If I am not mistaken, a Graph Autoencoder (GAE) uses Inner Product to reconstruct the adjacency matrix of a homogenous graph. I want to build a GAE for heterogeneous graphs, however, they have multiple adjacency matrices for each canonical edge type with unsymmetrical dimensions. How can I reconstruct a heterogeneous graph? Is it even possible?

The easiest way to decode multiple adjacency matrices is to learn a relation-specific bilinear weight for each edge type. Basically you will change the dot product X^\top X in the original formulation to X^\top W Y, where X is the source node type’s latent features, Y is the destination node type’s latent features, and W is a learnable parameter.

1 Like

Thank you!

I want to use HeteroGraphConv for the encoder which aggregates node features from multiple relations. Can the decoder reconstruct the adjacency matrices for each canonical edge type even though the latent features contain features from node types that are not part of the “current” edge type?

Usually this is fine if you don’t want to learn an edge-type-specific latent feature for every node.

1 Like

Thanks for the answer!

HeteroGraphConv returns only latent features for all destination node types, but the decoder also requires latent features for source node types.
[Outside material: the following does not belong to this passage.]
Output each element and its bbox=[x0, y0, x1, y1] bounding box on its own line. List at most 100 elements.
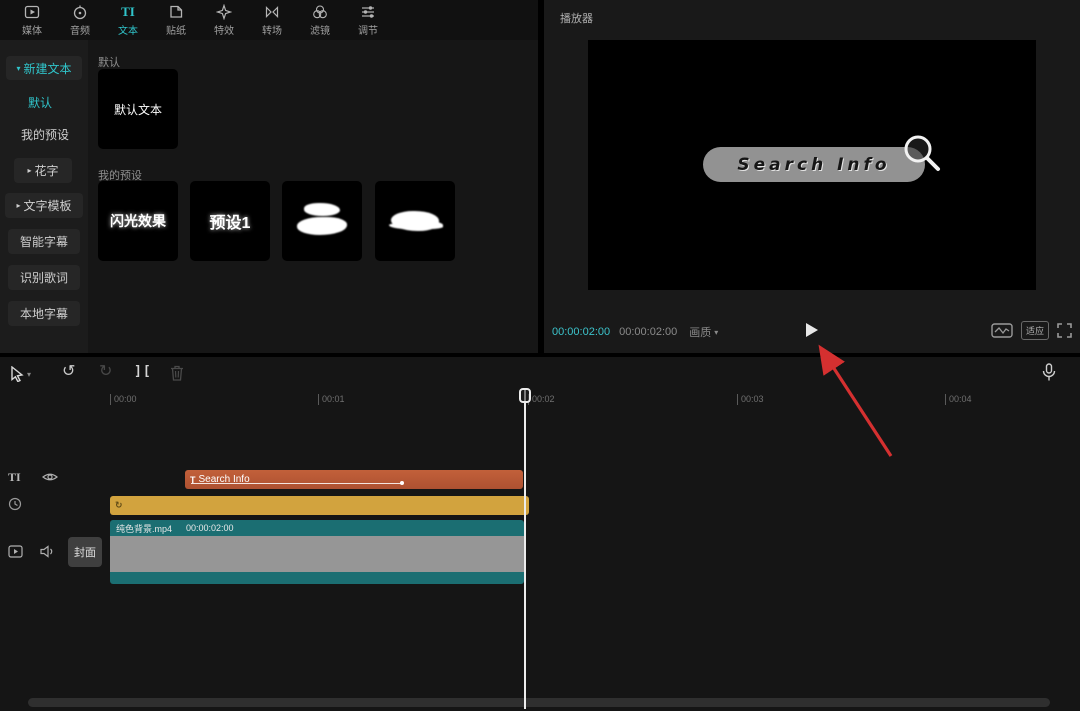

How can I get a latent feature for node types that are only sources but not destinations of relations?

You could add reverse edge types. In this case every node type will have an output from HeteroGraphConv.

But in my case, the direction of relations matters so I don’t think I can do that.

I mean, for each directed edge type etype with source-destination tensors (src, dst), you can add a reverse edge type (say, rev-etype) with source destination tensors swapped (i.e. (dst, src)). That way, the direction information is still preserved because the reverse edges are in another edge type.

1 Like

Thanks for the clarification! Is it sufficient if I only add a reverse edge type for edges whose source node is never a destination node?

From a modeling perspective it should be beneficial to add a reverse edge type anyways because you would usually want to allow message flow on the reverse direction.

1 Like

The reconstruction loss during training does not change at all. Do I have to perform some kind of normalization? How does that work for heterogenous graphs?

Usually it may be because of implementation bugs such as dimensionality mismatch. I would suggest you

  • Step into your code and see if the shapes of every intermediate variables are working as intended (pudb, PyCharm, VSCode etc. all work for this purpose).
  • Try overfitting your model on a small example (e.g. a smaller graph or a single batch) and see if the loss decreases. If not then there is a bug in your implementation either in your code or mathematically.

This topic was automatically closed 30 days after the last reply. New replies are no longer allowed.